San Juan Noir

Award-winning Puerto Rican poet and novelist Mayra Santos-Febres has been a pivotal literary figure in her island home for many years, championing the work of upcoming writers through her creative writing classes at the University of Puerto Rico, and playing a key role in the annual Festival de la Palabra/Festival of the Word. One of her most recent triumphs is as the editor of San Juan Noir, an anthology of 14 crime stories set in the historic capital San Juan that have all been written specifically for this volume by the hottest contemporary talents both on the island and from the Puerto Rican diaspora in New York. Santos-Febres even includes a story of her own about a frosty-hearted hit-man who is fatefully hit by cupid’s arrow when he’s sent to kill a sensuous morena.
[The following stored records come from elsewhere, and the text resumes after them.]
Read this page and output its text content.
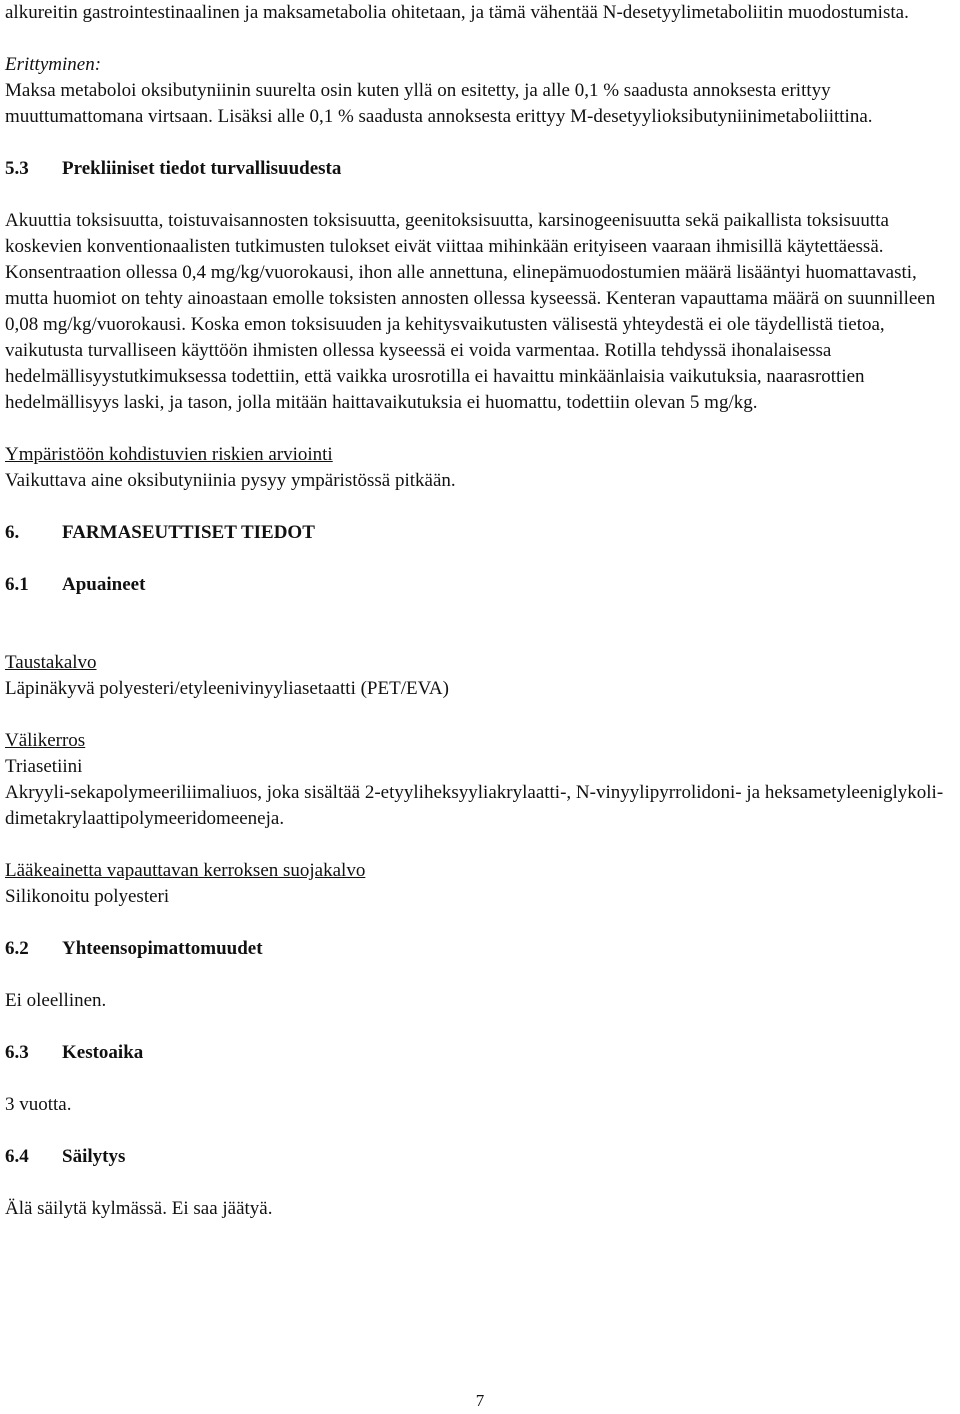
alkureitin gastrointestinaalinen ja maksametabolia ohitetaan, ja tämä vähentää N-desetyylimetaboliitin muodostumista.

Erittyminen:

Maksa metaboloi oksibutyniinin suurelta osin kuten yllä on esitetty, ja alle 0,1 % saadusta annoksesta erittyy muuttumattomana virtsaan. Lisäksi alle 0,1 % saadusta annoksesta erittyy M-desetyylioksibutyniinimetaboliittina.

5.3	Prekliiniset tiedot turvallisuudesta

Akuuttia toksisuutta, toistuvaisannosten toksisuutta, geenitoksisuutta, karsinogeenisuutta sekä paikallista toksisuutta koskevien konventionaalisten tutkimusten tulokset eivät viittaa mihinkään erityiseen vaaraan ihmisillä käytettäessä. Konsentraation ollessa 0,4 mg/kg/vuorokausi, ihon alle annettuna, elinepämuodostumien määrä lisääntyi huomattavasti, mutta huomiot on tehty ainoastaan emolle toksisten annosten ollessa kyseessä. Kenteran vapauttama määrä on suunnilleen 0,08 mg/kg/vuorokausi. Koska emon toksisuuden ja kehitysvaikutusten välisestä yhteydestä ei ole täydellistä tietoa, vaikutusta turvalliseen käyttöön ihmisten ollessa kyseessä ei voida varmentaa. Rotilla tehdyssä ihonalaisessa hedelmällisyystutkimuksessa todettiin, että vaikka urosrotilla ei havaittu minkäänlaisia vaikutuksia, naarasrottien hedelmällisyys laski, ja tason, jolla mitään haittavaikutuksia ei huomattu, todettiin olevan 5 mg/kg.

Ympäristöön kohdistuvien riskien arviointi

Vaikuttava aine oksibutyniinia pysyy ympäristössä pitkään.

6.	FARMASEUTTISET TIEDOT
6.1	Apuaineet

Taustakalvo

Läpinäkyvä polyesteri/etyleenivinyyliasetaatti (PET/EVA)

Välikerros

Triasetiini

Akryyli-sekapolymeeriliimaliuos, joka sisältää 2-etyyliheksyyliakrylaatti-, N-vinyylipyrrolidoni- ja heksametyleeniglykoli-dimetakrylaattipolymeeridomeeneja.

Lääkeainetta vapauttavan kerroksen suojakalvo

Silikonoitu polyesteri

6.2	Yhteensopimattomuudet

Ei oleellinen.

6.3	Kestoaika

3 vuotta.

6.4	Säilytys

Älä säilytä kylmässä. Ei saa jäätyä.

7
Russell Maddicks spoke to her about crime fiction in Latin America and her experience of editing San Juan Noir, the devastating impact on the island of Hurricane Maria that is still being felt today, and her thoughts on that most divisive of characters, US President Donald Trump.

Published by the groundbreaking Brooklyn-based publisher Akashic Books, the Noir series started with volumes dedicated to the darker side of US cities but has since gone global, branching out to embrace Latin America and the Caribbean, including the cities of Rio, Buenos Aires, Havana, Kingston, and Mexico City. A book of crime stories dedicated to the Colombian capital Bogota is also currently in the works.

With so few anthologies of Latin American fiction being published in English the Noir series provides a rare opportunity for readers to catch up with both established names and younger authors writing in Spanish. A reflection of Puerto Rico’s dual identity Santos-Febres insisted that San Juan Noir be published in both English and Spanish editions, a welcome development that could hopefully see more dual language books being published in future.

Q: What were your first thoughts when Akashic approached you to put together an anthology of crime writing from Puerto Rico?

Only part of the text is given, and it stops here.